Quelle est la particularité de la cuisine de Marc Veyrat ?
Elle repose sur l'utilisation intensive d'herbes et plantes sauvages de montagne, une approche « paysanne » de la gastronomie, et un mélange subtil entre tradition savoyarde et techniques modernes. Il veut faire entrer l'environnement dans l'assiette, pas la copier.
Marc Veyrat a-t-il eu des démêlés avec le Guide Michelin ?
Oui. En 2019, La Maison des Bois perd une étoile. Marc Veyrat conteste la décision, notamment à cause d'une allégation d'utilisation de cheddar dans un soufflé, qu'il juge insultante. Il attaque le guide en justice, mais perd le procès. Cette affaire marque un tournant : il se retire des guides et refuse désormais toute évaluation externe.
Où peut-on le suivre sur les réseaux sociaux ?
Marc Veyrat est présent sur Instagram, où il partage régulièrement des photos de ses cueillettes, de ses plats, et de sa vie au quotidien. Un aperçu rare et sincère de son univers. Les images qu'il poste ne sont pas retouchées.

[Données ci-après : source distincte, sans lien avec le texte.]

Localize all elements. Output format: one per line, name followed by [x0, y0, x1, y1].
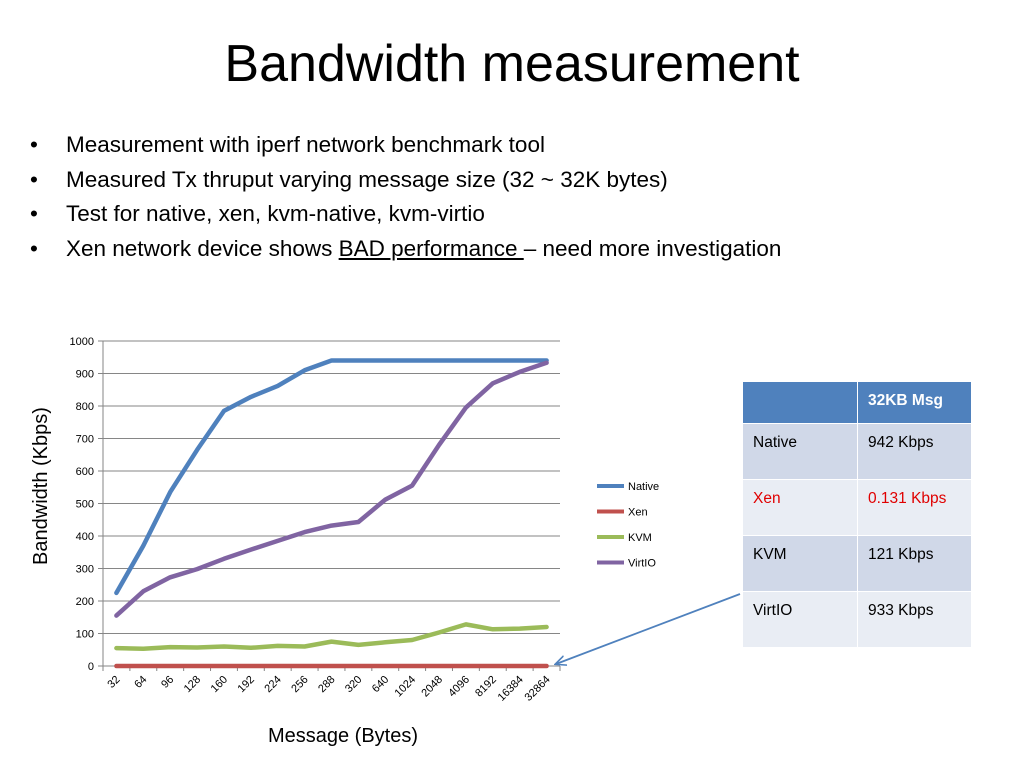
bullet-list: • Measurement with iperf network benchma… [30, 128, 1010, 266]
bullet-text-after: – need more investigation [523, 235, 782, 261]
results-table: 32KB Msg Native 942 Kbps Xen 0.131 Kbps … [742, 381, 972, 648]
table-cell-value: 0.131 Kbps [857, 479, 972, 536]
x-tick-label: 96 [159, 674, 176, 691]
x-tick-label: 2048 [419, 674, 445, 700]
x-tick-label: 4096 [446, 674, 472, 700]
x-tick-label: 640 [370, 674, 391, 695]
bullet-text-before: Xen network device shows [66, 235, 339, 261]
table-row: Native 942 Kbps [742, 423, 972, 480]
x-tick-label: 256 [289, 674, 310, 695]
table-row: Xen 0.131 Kbps [742, 479, 972, 536]
legend-label: KVM [628, 532, 652, 544]
y-tick-label: 800 [76, 401, 94, 413]
table-cell-value: 121 Kbps [857, 535, 972, 592]
y-tick-label: 500 [76, 499, 94, 511]
table-row: KVM 121 Kbps [742, 535, 972, 592]
series-line-kvm [114, 622, 549, 652]
table-header-cell [742, 381, 858, 424]
y-tick-label: 200 [76, 596, 94, 608]
table-cell-name: Native [742, 423, 858, 480]
table-header-cell: 32KB Msg [857, 381, 972, 424]
legend-label: VirtIO [628, 558, 656, 570]
y-tick-label: 600 [76, 466, 94, 478]
bullet-item: • Measured Tx thruput varying message si… [30, 163, 1010, 198]
y-axis-title: Bandwidth (Kbps) [30, 407, 52, 565]
bullet-item: • Xen network device shows BAD performan… [30, 232, 1010, 267]
legend-label: Xen [628, 507, 648, 519]
x-axis-title: Message (Bytes) [268, 725, 418, 747]
bullet-text: Measured Tx thruput varying message size… [66, 166, 668, 192]
x-tick-label: 288 [316, 674, 337, 695]
x-tick-label: 16384 [496, 674, 526, 704]
table-cell-name: KVM [742, 535, 858, 592]
table-cell-value: 942 Kbps [857, 423, 972, 480]
x-tick-label: 160 [209, 674, 230, 695]
x-tick-label: 192 [236, 674, 257, 695]
y-tick-label: 1000 [70, 336, 94, 348]
table-cell-value: 933 Kbps [857, 591, 972, 648]
y-tick-label: 900 [76, 369, 94, 381]
bullet-text-underlined: BAD performance [338, 235, 524, 261]
series-line-virtio [114, 360, 549, 618]
x-tick-label: 224 [262, 674, 283, 695]
bullet-glyph: • [30, 166, 38, 192]
x-tick-label: 32 [105, 674, 122, 691]
bullet-glyph: • [30, 132, 38, 157]
x-tick-label: 32864 [523, 674, 553, 704]
series-line-native [114, 358, 549, 596]
callout-arrow [556, 593, 741, 664]
legend-label: Native [628, 481, 659, 493]
x-tick-label: 1024 [392, 674, 418, 700]
bullet-item: • Measurement with iperf network benchma… [30, 128, 1010, 163]
slide-title: Bandwidth measurement [224, 35, 800, 93]
x-tick-label: 64 [132, 674, 149, 691]
x-tick-label: 128 [182, 674, 203, 695]
bullet-item: • Test for native, xen, kvm-native, kvm-… [30, 197, 1010, 232]
table-cell-name: VirtIO [742, 591, 858, 648]
y-tick-label: 700 [76, 434, 94, 446]
bullet-text: Measurement with iperf network benchmark… [66, 132, 545, 157]
table-header-row: 32KB Msg [742, 381, 972, 424]
x-tick-label: 320 [343, 674, 364, 695]
bullet-glyph: • [30, 235, 38, 261]
y-tick-label: 300 [76, 564, 94, 576]
y-tick-label: 0 [88, 661, 94, 673]
table-cell-name: Xen [742, 479, 858, 536]
bullet-text: Test for native, xen, kvm-native, kvm-vi… [66, 201, 485, 226]
bullet-glyph: • [30, 201, 38, 226]
y-tick-label: 400 [76, 531, 94, 543]
y-tick-label: 100 [76, 629, 94, 641]
table-row: VirtIO 933 Kbps [742, 591, 972, 648]
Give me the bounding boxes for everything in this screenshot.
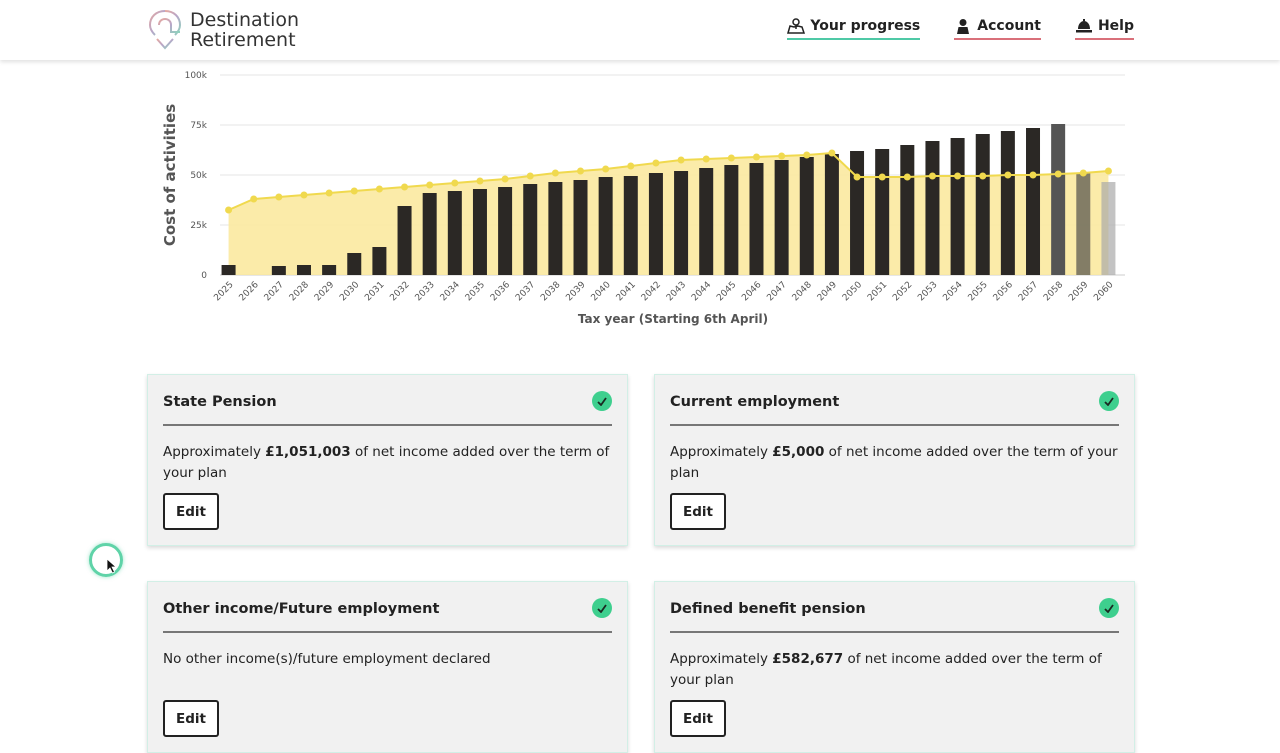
svg-text:2034: 2034 <box>439 280 462 303</box>
svg-text:50k: 50k <box>190 171 207 181</box>
map-progress-icon <box>787 18 806 34</box>
svg-text:2048: 2048 <box>791 280 814 303</box>
divider <box>670 631 1119 633</box>
svg-text:2049: 2049 <box>816 280 839 303</box>
edit-other-income-button[interactable]: Edit <box>163 700 219 737</box>
svg-text:2028: 2028 <box>288 280 311 303</box>
svg-text:2040: 2040 <box>590 280 613 303</box>
card-current-employment: Current employment Approximately £5,000 … <box>654 374 1135 546</box>
svg-text:100k: 100k <box>185 71 208 81</box>
svg-text:2059: 2059 <box>1067 280 1090 303</box>
svg-text:2039: 2039 <box>564 280 587 303</box>
svg-text:75k: 75k <box>190 121 207 131</box>
card-title: Other income/Future employment <box>163 601 440 617</box>
card-other-income: Other income/Future employment No other … <box>147 581 628 753</box>
svg-text:2030: 2030 <box>338 280 361 303</box>
svg-text:2044: 2044 <box>690 280 713 303</box>
svg-text:2045: 2045 <box>715 280 738 303</box>
svg-text:2046: 2046 <box>740 280 763 303</box>
svg-text:2036: 2036 <box>489 280 512 303</box>
svg-text:2050: 2050 <box>841 280 864 303</box>
site-header: Destination Retirement Your progress Acc… <box>0 0 1280 60</box>
nav-help[interactable]: Help <box>1074 18 1134 40</box>
svg-text:2025: 2025 <box>212 280 235 303</box>
check-icon <box>1099 598 1119 618</box>
check-icon <box>592 598 612 618</box>
svg-text:2056: 2056 <box>992 280 1015 303</box>
svg-text:2027: 2027 <box>263 280 286 303</box>
main-nav: Your progress Account Help <box>787 18 1134 40</box>
amount: £5,000 <box>772 444 825 460</box>
edit-state-pension-button[interactable]: Edit <box>163 493 219 530</box>
logo[interactable]: Destination Retirement <box>146 8 299 52</box>
bell-icon <box>1075 19 1092 33</box>
svg-text:2055: 2055 <box>967 280 990 303</box>
location-pin-logo-icon <box>148 10 182 50</box>
user-icon <box>957 19 970 34</box>
cost-chart-svg: 0 25k 50k 75k 100k Cost of activities 2025 2026… <box>161 71 1125 326</box>
svg-text:0: 0 <box>201 271 207 281</box>
svg-text:Tax year (Starting 6th April): Tax year (Starting 6th April) <box>578 312 768 326</box>
svg-text:2060: 2060 <box>1092 280 1115 303</box>
cost-chart: 0 25k 50k 75k 100k Cost of activities 2025 2026… <box>150 62 1140 342</box>
svg-text:2042: 2042 <box>640 280 663 303</box>
card-state-pension: State Pension Approximately £1,051,003 o… <box>147 374 628 546</box>
nav-account[interactable]: Account <box>954 18 1041 40</box>
svg-text:2032: 2032 <box>388 280 411 303</box>
mouse-cursor-icon <box>106 558 118 574</box>
card-title: Defined benefit pension <box>670 601 866 617</box>
svg-text:2037: 2037 <box>514 280 537 303</box>
svg-text:2033: 2033 <box>414 280 437 303</box>
nav-your-progress[interactable]: Your progress <box>787 18 921 40</box>
card-description: No other income(s)/future employment dec… <box>163 651 491 667</box>
divider <box>163 424 612 426</box>
svg-text:2054: 2054 <box>941 280 964 303</box>
svg-text:2058: 2058 <box>1042 280 1065 303</box>
svg-text:Cost of activities: Cost of activities <box>161 104 179 246</box>
card-description: Approximately £582,677 of net income add… <box>670 651 1102 688</box>
card-description: Approximately £1,051,003 of net income a… <box>163 444 610 481</box>
card-description: Approximately £5,000 of net income added… <box>670 444 1118 481</box>
svg-text:2043: 2043 <box>665 280 688 303</box>
svg-text:2041: 2041 <box>615 280 638 303</box>
svg-text:2047: 2047 <box>765 280 788 303</box>
check-icon <box>1099 391 1119 411</box>
card-defined-benefit-pension: Defined benefit pension Approximately £5… <box>654 581 1135 753</box>
check-icon <box>592 391 612 411</box>
svg-text:2038: 2038 <box>539 280 562 303</box>
edit-current-employment-button[interactable]: Edit <box>670 493 726 530</box>
amount: £1,051,003 <box>265 444 351 460</box>
svg-text:2035: 2035 <box>464 280 487 303</box>
edit-defined-benefit-button[interactable]: Edit <box>670 700 726 737</box>
svg-text:2031: 2031 <box>363 280 386 303</box>
svg-text:2057: 2057 <box>1017 280 1040 303</box>
card-title: Current employment <box>670 394 840 410</box>
svg-text:2053: 2053 <box>916 280 939 303</box>
click-indicator <box>89 543 123 577</box>
svg-text:2052: 2052 <box>891 280 914 303</box>
svg-text:2051: 2051 <box>866 280 889 303</box>
svg-text:2026: 2026 <box>238 280 261 303</box>
svg-text:2029: 2029 <box>313 280 336 303</box>
card-title: State Pension <box>163 394 277 410</box>
divider <box>670 424 1119 426</box>
divider <box>163 631 612 633</box>
logo-text: Destination Retirement <box>190 9 300 51</box>
amount: £582,677 <box>772 651 844 667</box>
svg-text:25k: 25k <box>190 221 207 231</box>
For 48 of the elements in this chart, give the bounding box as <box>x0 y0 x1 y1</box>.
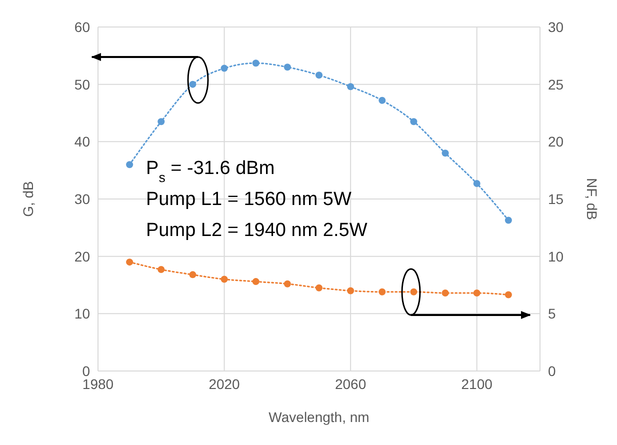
point <box>504 291 512 298</box>
y-tick-label: 50 <box>74 76 90 92</box>
y-axis-title: G, dB <box>20 181 36 217</box>
point <box>504 216 512 224</box>
y2-tick-label: 0 <box>548 362 556 379</box>
point <box>442 150 449 157</box>
point <box>378 288 386 296</box>
y2-tick-label: 5 <box>548 306 556 322</box>
x-axis-title: Wavelength, nm <box>268 409 370 425</box>
point <box>126 258 134 266</box>
point <box>189 80 196 88</box>
point <box>316 284 322 292</box>
y2-axis-title: NF, dB <box>584 178 600 220</box>
x-tick-label: 2100 <box>461 376 493 392</box>
y2-tick-label: 20 <box>548 134 564 150</box>
point <box>473 180 480 188</box>
y-tick-label: 20 <box>74 248 90 264</box>
x-tick-label: 2020 <box>208 376 240 392</box>
y-tick-label: 60 <box>74 18 90 35</box>
annotation: Pump L1 = 1560 nm 5W <box>146 189 352 210</box>
annotation: Pump L2 = 1940 nm 2.5W <box>146 220 368 241</box>
point <box>347 287 354 294</box>
point <box>410 288 418 296</box>
y2-tick-label: 25 <box>548 76 564 92</box>
y-tick-label: 30 <box>74 190 90 207</box>
point <box>284 64 291 71</box>
point <box>189 271 196 278</box>
y2-tick-label: 10 <box>548 248 564 264</box>
point <box>158 118 165 126</box>
point <box>220 276 228 283</box>
y2-tick-label: 30 <box>548 18 564 35</box>
y-tick-label: 10 <box>74 306 90 322</box>
x-tick-label: 2060 <box>334 376 366 392</box>
point <box>284 280 291 288</box>
point <box>220 64 228 72</box>
point <box>126 161 134 168</box>
y2-tick-label: 15 <box>548 190 564 207</box>
point <box>316 72 322 79</box>
point <box>442 290 449 297</box>
y-tick-label: 40 <box>74 134 90 150</box>
point <box>473 290 480 297</box>
annotation: P$_{s}$ = -31.6 dBm <box>146 158 275 184</box>
point <box>158 266 165 274</box>
point <box>378 96 386 104</box>
point <box>347 83 354 90</box>
point <box>252 278 260 286</box>
point <box>252 60 260 67</box>
point <box>410 118 418 126</box>
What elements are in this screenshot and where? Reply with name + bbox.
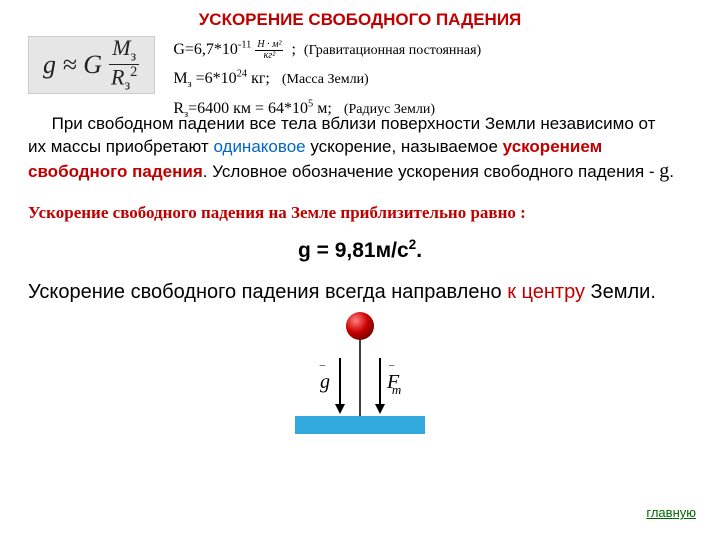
m-rest: кг; bbox=[247, 70, 270, 87]
p1d: . Условное обозначение ускорения свободн… bbox=[203, 162, 660, 181]
dir-red: к центру bbox=[507, 281, 585, 303]
m-prefix: М bbox=[173, 70, 187, 87]
f-arrowhead-icon bbox=[375, 404, 385, 414]
home-link[interactable]: главную bbox=[646, 505, 696, 520]
frac-den: R bbox=[111, 64, 124, 89]
formula-lhs: g ≈ G bbox=[43, 50, 102, 80]
frac-num: M bbox=[112, 35, 130, 60]
formula-fraction: Mз Rз2 bbox=[108, 37, 140, 93]
g-exp: -11 bbox=[238, 40, 251, 51]
m-note: (Масса Земли) bbox=[282, 72, 369, 87]
frac-num-sub: з bbox=[131, 49, 137, 65]
dir-a: Ускорение свободного падения всегда напр… bbox=[28, 281, 507, 303]
g-arrowhead-icon bbox=[335, 404, 345, 414]
g-prefix: G=6,7*10 bbox=[173, 41, 238, 58]
g-symbol: g bbox=[659, 160, 669, 182]
direction-line: Ускорение свободного падения всегда напр… bbox=[28, 281, 692, 304]
frac-den-sup: 2 bbox=[130, 64, 137, 80]
p1b: их массы приобретают bbox=[28, 137, 213, 156]
r-note: (Радиус Земли) bbox=[344, 102, 435, 117]
r-prefix: R bbox=[173, 100, 184, 117]
page-title: УСКОРЕНИЕ СВОБОДНОГО ПАДЕНИЯ bbox=[28, 10, 692, 30]
r-mid: =6400 км = 64*10 bbox=[188, 100, 308, 117]
constants-block: G=6,7*10-11 Н · м² кг² ; (Гравитационная… bbox=[173, 36, 481, 125]
gval-a: g = 9,81м/с bbox=[298, 239, 409, 262]
dir-b: Земли. bbox=[585, 281, 656, 303]
m-exp: 24 bbox=[237, 68, 247, 79]
const-g: G=6,7*10-11 Н · м² кг² ; (Гравитационная… bbox=[173, 36, 481, 65]
const-m: Мз =6*1024 кг; (Масса Земли) bbox=[173, 65, 481, 95]
vector-diagram: g‾ F‾т bbox=[28, 308, 692, 443]
p1c: ускорение, называемое bbox=[306, 137, 503, 156]
g-unit-den: кг² bbox=[262, 51, 278, 61]
f-label: F‾т bbox=[386, 364, 401, 397]
g-note: (Гравитационная постоянная) bbox=[304, 43, 481, 58]
word-identical: одинаковое bbox=[213, 137, 305, 156]
p1e: . bbox=[669, 162, 674, 181]
g-label: g‾ bbox=[319, 364, 330, 393]
r-rest: м; bbox=[313, 100, 332, 117]
main-formula: g ≈ G Mз Rз2 bbox=[28, 36, 155, 94]
top-row: g ≈ G Mз Rз2 G=6,7*10-11 Н · м² кг² ; (Г… bbox=[28, 36, 692, 125]
const-r: Rз=6400 км = 64*105 м; (Радиус Земли) bbox=[173, 95, 481, 125]
emphasis-line: Ускорение свободного падения на Земле пр… bbox=[28, 203, 692, 223]
m-mid: =6*10 bbox=[192, 70, 237, 87]
ball-icon bbox=[346, 312, 374, 340]
ground-rect bbox=[295, 416, 425, 434]
g-unit-frac: Н · м² кг² bbox=[255, 40, 283, 61]
g-value-line: g = 9,81м/с2. bbox=[28, 237, 692, 263]
diagram-svg: g‾ F‾т bbox=[285, 308, 435, 438]
gval-b: . bbox=[416, 239, 422, 262]
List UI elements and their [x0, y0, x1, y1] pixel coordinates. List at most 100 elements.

Elles sentent bon la montagne, la neige, et la vérité.
Conclusion : L'Éternel Révolté de la Cuisine Française
Marc Veyrat reste, à 76 ans, l'un des personnages les plus fascinants de la gastronomie française. Derrière le chapeau noir et les herbes sauvages, il y a un combattant. Un artiste qui a choisi de défendre une vision de la cuisine qu'il juge plus authentique, plus sincère, plus proche de la nature et des gens.
Son parcours, jalonné de succès et de controverses, témoigne d'une époque où la gastronomie française se cherchait un avenir. Entre tradition et modernité, entre excellence et accessibilité, entre reconnaissance et liberté, Marc Veyrat a tracé une voie unique.
Aujourd'hui, avec Rural à Megève, il semble avoir trouvé un équilibre : proposer une cuisine de qualité, accessible, dans un cadre chaleureux. Ce n'est peut-être plus la quête d'étoiles, mais c'est peut-être plus précieux encore : la quête de sens.
Et si, cette saison, vous choisissiez de vivre une expérience culinaire différente ? Pas celle du luxe clinquant, mais celle de l'émotion brute, de la terre, du partage. Marc Veyrat ne vous promet pas une soirée parfaite. Il vous promet une soirée vraie. Alors, enfilez vos bottes, grimpez jusqu'à Megève, et laissez-vous surprendre par un homme qui, à 76 ans, continue de croire que la meilleure cuisine est celle qui pousse sous nos pieds.